I honestly can no longer tell which “minimal CSS frameworks for semantic HTML” I have not seen on the front page of HN and which are repeats. Are they all the same at this point?

Not specifically picking on this one, just that it seems that they are the quick to crank out type of libraries and everyone has their own.

The buttons and form inputs are too large compared to standard desktop UI elements.
Pico is great! It's nice to see it hitting HN front page.
Love love love Pico. It's such a terrific starting point, and easy to tweak into different directions. It's the anti-Tailwind.
I’m not sure if it’s the anti-Tailwind.

Maybe just a little upstream.

It’s easiest to start with Pico (especially classless) and the make the decision on where to go, when you decide to add classes whether it’s continue with Pico, easily head towards Tailwind, or something else.

I've tried using this before and pretty quickly migrated away. While I like the idea of it, the default styling is not great and I felt frustrated with the amount of adjustments it needed to support a data-dense site.
Even though I use Tailwind CSS for larger projects, there are smaller, self-contained cases where Pico CSS is a perfect fit. Their "Usage scenarios" page describes it spot on:

https://picocss.com/docs/usage-scenarios

I discovered Pico CSS just last week, and it turned out to be exactly what I needed for a small Hugo theme (govanity, vanity URLs for Go modules/packages with Hugo: https://github.com/foundata/hugo-theme-govanity). From discovering Pico, reading the docs, and integrating it, I was done in about two hours.
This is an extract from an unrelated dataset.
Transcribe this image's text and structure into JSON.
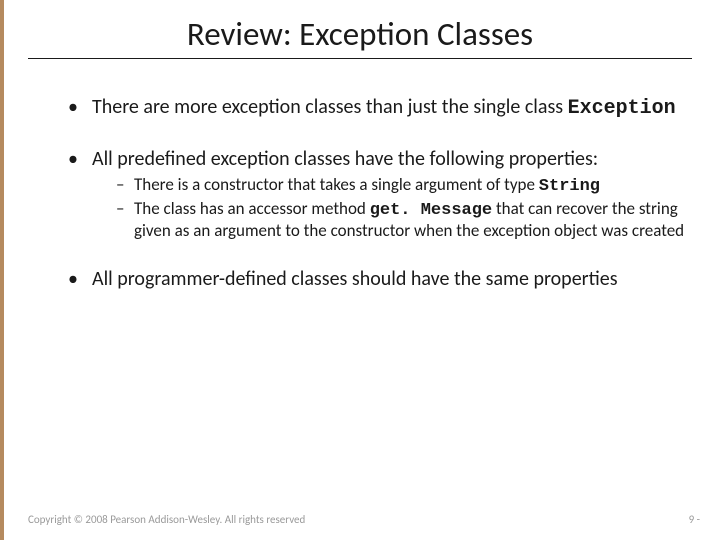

One thing that's surprisingly easy to overlook in between: CSS variables: https://picocss.com/docs/css-variables and Colors: https://picocss.com/docs/colors

I use picocss for my personal site [1], which I just recently converted to plain html. I just realized that, with a bit of plain vanilla js, I can easily create a header and footer for every page. I need to write some kind of markup anyways, so why not directly write html? Also, picocss comes with dark mode, which I personally prefer.

[1]: https://g5t.de

I use tailwind but sometime extremely lightweight CSS framework like Pico is a good starting point to build the foundation for any projects.
Wish it had a tab component.
Hell yes, this is geat! It's a shame it uses pixels instead of physical+relative units (like pt/mm + em/ex/rem) but still better than tailwind or bootstrap horrors
Really love how this project is evolving. It helps you write components with better accessibility without compromising maintainability (it actually improves it) and it's easy to customize.
I use Pico with LLM code gen for new projects. As you probably know, LLMs are predisposed to Tailwind and coding for industrial strength on any tiniest projects. The trick is to feed it the whole Pico docs as context and prompt it (i.e. in your CLAUDE.md) to use Pico explicitly.
This is how CSS should be written. I will never understand why class names need to repeat the semantic purpose for a given element.
I won't call Pico "minimalist". I'd call it "understated but pretty complete", with a ton of attention to detail, and oodles of customization variables.

pico.classless.css is 2458 lines long.